Every year Google organizes Google Summer of Code a global program focused on introducing students to open
source software development. This year i was selected by Open Roberta to work on a new feature that will
introduce to users the ability of writing code, using real life tangible coding blocks. Now that GSoC 2020 is
coming to an end it is time to summarize my GSoC project experience.
Project summary

The intent of the project was to design real life coding blocks and create a prototype code block recognition
script that would enable their use in the Open Roberta Lab.
Code Block Design

The first month we talked about the design of the blocks, discussed design alternatives and searched for
approaches from other people on the 'real life code blocks' subject (give examples). In order to make it easy
for someone to make the tangible blocks it was decided that a tangible block will be cut out piece of paper or a
sticker on a piece of plastic or wood.
We also set the use case of the final script:

Use case: A tangible program is placed on top of a white sheet of A4 paper. A user takes a picture and
uploads it to the Open Roberta Lab using a button. The picture is then being processed by the script
in order to generate a program made of blockly code blocks in the open roberta lab.
The design concluded to something similar to the paper blocks,
open roberta already used in an event, adapted to our use case.
Code blocks:

follow the XML structure (nesting level) of blockly for easier AST generation.
are colored coded based on their type the same way as they are in the lab
have indentationts that indicate to the user how they can be connected together.
have a white border around them that helps with the processing later on.

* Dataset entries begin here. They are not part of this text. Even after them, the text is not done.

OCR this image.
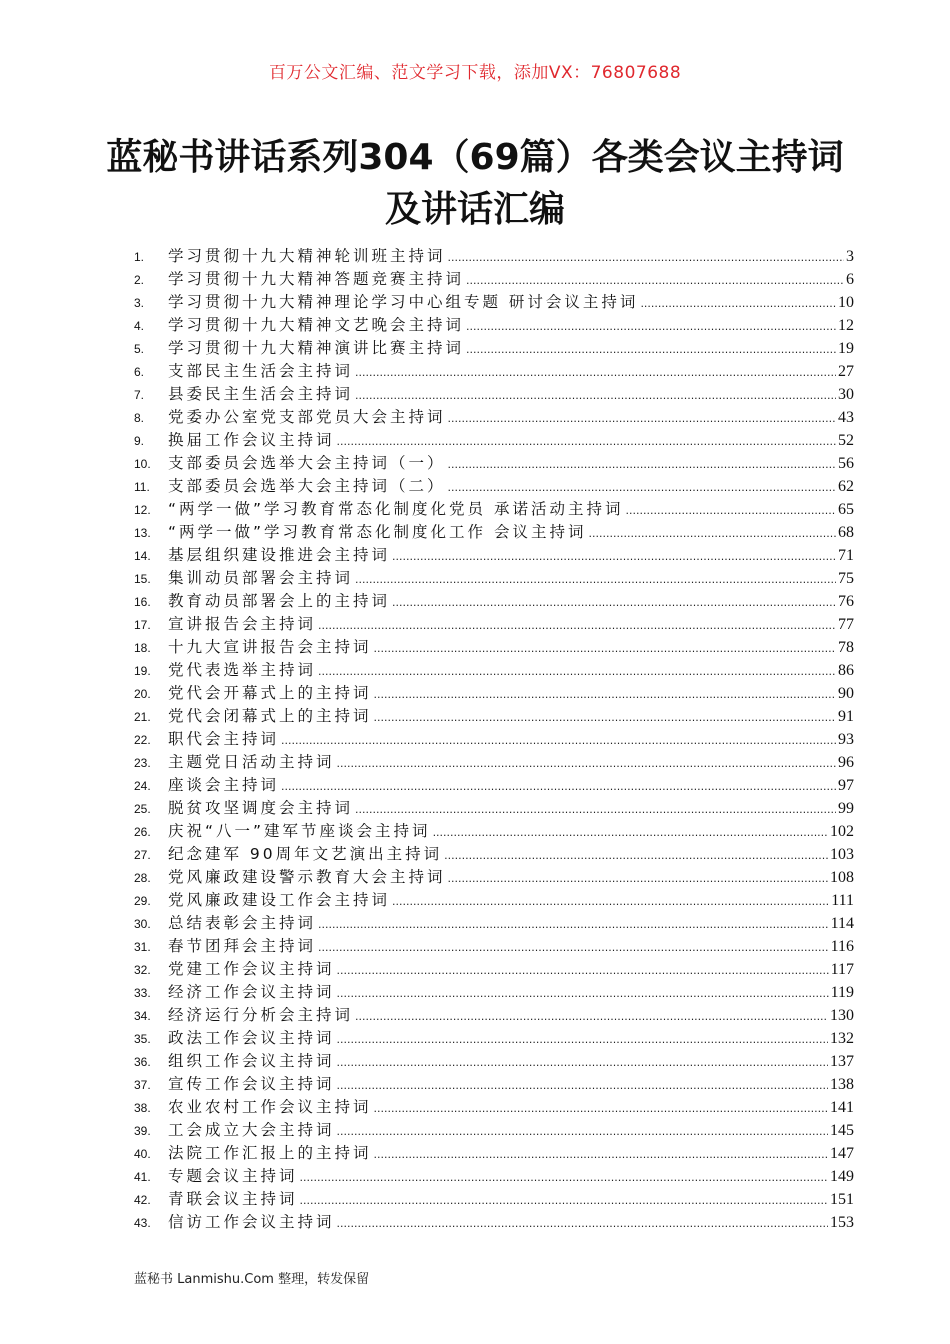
百万公文汇编、范文学习下载，添加VX：76807688
蓝秘书讲话系列304（69篇）各类会议主持词及讲话汇编
1.	学习贯彻十九大精神轮训班主持词 .....	3
2.	学习贯彻十九大精神答题竞赛主持词 .....	6
3.	学习贯彻十九大精神理论学习中心组专题 研讨会议主持词 .....	10
4.	学习贯彻十九大精神文艺晚会主持词 .....	12
5.	学习贯彻十九大精神演讲比赛主持词 .....	19
6.	支部民主生活会主持词 .....	27
7.	县委民主生活会主持词 .....	30
8.	党委办公室党支部党员大会主持词 .....	43
9.	换届工作会议主持词 .....	52
10.	支部委员会选举大会主持词（一） .....	56
11.	支部委员会选举大会主持词（二） .....	62
12.	“两学一做”学习教育常态化制度化党员 承诺活动主持词 .....	65
13.	“两学一做”学习教育常态化制度化工作 会议主持词 .....	68
14.	基层组织建设推进会主持词 .....	71
15.	集训动员部署会主持词 .....	75
16.	教育动员部署会上的主持词 .....	76
17.	宣讲报告会主持词 .....	77
18.	十九大宣讲报告会主持词 .....	78
19.	党代表选举主持词 .....	86
20.	党代会开幕式上的主持词 .....	90
21.	党代会闭幕式上的主持词 .....	91
22.	职代会主持词 .....	93
23.	主题党日活动主持词 .....	96
24.	座谈会主持词 .....	97
25.	脱贫攻坚调度会主持词 .....	99
26.	庆祝“八一”建军节座谈会主持词 .....	102
27.	纪念建军 90周年文艺演出主持词 .....	103
28.	党风廉政建设警示教育大会主持词 .....	108
29.	党风廉政建设工作会主持词 .....	111
30.	总结表彰会主持词 .....	114
31.	春节团拜会主持词 .....	116
32.	党建工作会议主持词 .....	117
33.	经济工作会议主持词 .....	119
34.	经济运行分析会主持词 .....	130
35.	政法工作会议主持词 .....	132
36.	组织工作会议主持词 .....	137
37.	宣传工作会议主持词 .....	138
38.	农业农村工作会议主持词 .....	141
39.	工会成立大会主持词 .....	145
40.	法院工作汇报上的主持词 .....	147
41.	专题会议主持词 .....	149
42.	青联会议主持词 .....	151
43.	信访工作会议主持词 .....	153
蓝秘书 Lanmishu.Com 整理，转发保留
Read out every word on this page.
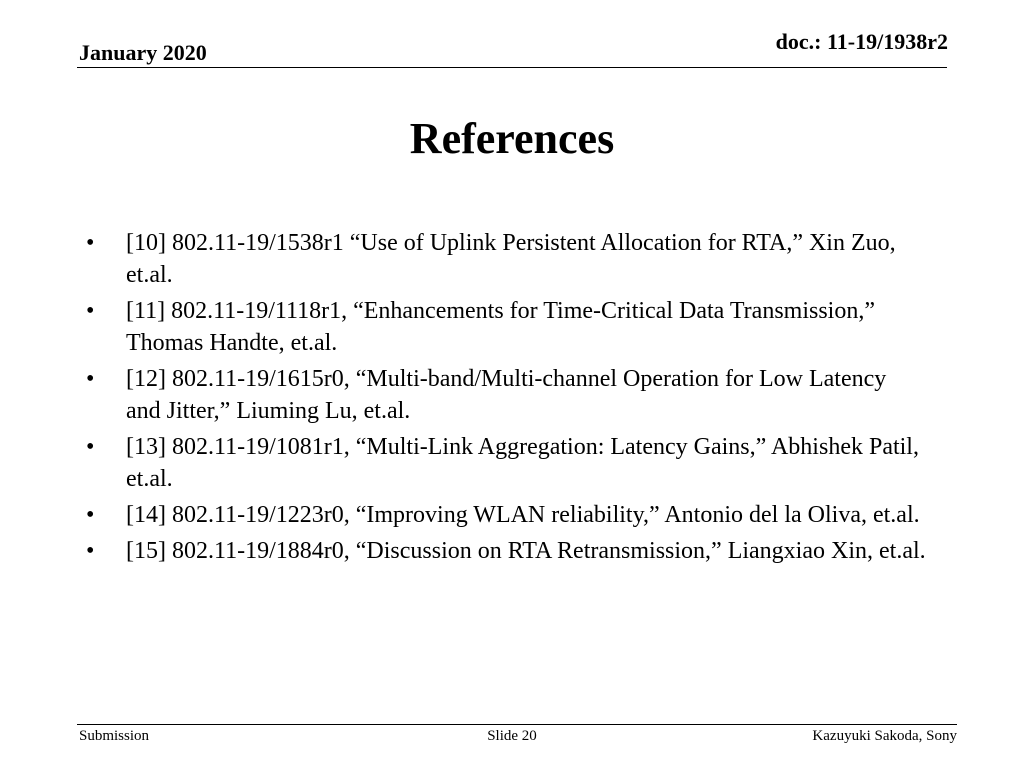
January 2020	doc.: 11-19/1938r2
References
• [10] 802.11-19/1538r1 “Use of Uplink Persistent Allocation for RTA,” Xin Zuo, et.al.
• [11] 802.11-19/1118r1, “Enhancements for Time-Critical Data Transmission,” Thomas Handte, et.al.
• [12] 802.11-19/1615r0, “Multi-band/Multi-channel Operation for Low Latency and Jitter,” Liuming Lu, et.al.
• [13] 802.11-19/1081r1, “Multi-Link Aggregation: Latency Gains,” Abhishek Patil, et.al.
• [14] 802.11-19/1223r0, “Improving WLAN reliability,” Antonio del la Oliva, et.al.
• [15] 802.11-19/1884r0, “Discussion on RTA Retransmission,” Liangxiao Xin, et.al.
Submission	Slide 20	Kazuyuki Sakoda, Sony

Finally we determined an initial set of blocks that we would work on.
Implementation

The goal was to extract the text and the top left x,y coordinates of each block. Since we were in a prototype
phase of the project we assumed that input images won't have user induced errors or hard to remove noise.
For the implementation i used Google's Tesseract OCR and OpenCV with python.
The processing sequence has five parts;
1. Preparing the image for pre-processing

Before pre-processing we have to apply a perspective transform to obtain the top-down view of the A4 paper. This
is useful because the resulting image of the transformation will have a nice saturation contrast between the white
paper and the tangible blocks, that will help us later with the mask generation, but will also align the text horizontally. To make
sure this contrast will
exist in all images we white balance the output of the transformation using the LAB color space.
2. Pre-processing and block mask generation

To separate and label each block's mask from the image we convert it to the HSV color space and apply Otsu's
thresholding method on the saturation chanel. In the binarized image we apply morphological
transformations to get rid of any noise and close possible gaps left inside the blocks. The result of the
previous methods is a binary image that contains only black blocks on the exact same location of the original
image. Then it is possible to use the connected components method in order to label every one of these features
and finally use them as a mask for each block.
3. Preparing text for OCR

We use the masks to crop the actual blocks from the image and then do more pre-processing to prepare the text for
OCR. Currently the script crops the text out of the block and uses adaptive thresholding and morphological
transformations so that it can be read by Tesseract.
4. Collecting data

At this point the text is ready to be read by OCR and using the contour of each block's mask we can also find
it's x, y coordinates. This information is then saved in a 'code_block' object.
5. AST generation

Using the information that was collected we generate the AST of the program using the anytree library.
Challenges

We gradually moved away from what i initially proposed so i quickly had to move out of my comfort zone and
learn new things throughout the project's timeline. At the beginning of the summer i was new to computer vision
therefore experimentation with images was necessary so that i could understand how different problems are handled
with traditional computer vision methods and built experience in order to come up with a robust pre-processing
sequence. Throughout the work period there were various times when I felt stuck and i was unable to solve
some problems but with the help of my mentors we managed to find solutions.
Learnings

Aside from deepening my computer vision skills further than my university's computer vision course, i worked with
very experienced mentors that guided me through the program and helped me understand how much work needs to be
done to create a prototype starting from scratch, an experience that is very different from typical software
development work.
Work Product

I designed the initial set of tangible blocks, did some 'experiments' in python notebooks and created a prototype script

that can successfully process a small set of images.
All of the above can be found in my GSoC github repository tangibles-recognition.
Work to be done

The script that i delivered is still far from a final product, there is still a lot of work to make it robust.
Το continue from this point on i would follow the steps below;

Set more specific requirements for each processing step so that it is understood what needs to be tested.
Μake each part of the processing sequence more reliable while gradually enlarging the set of testing images.
Use more of the images information (i.e color, shape of the blocks).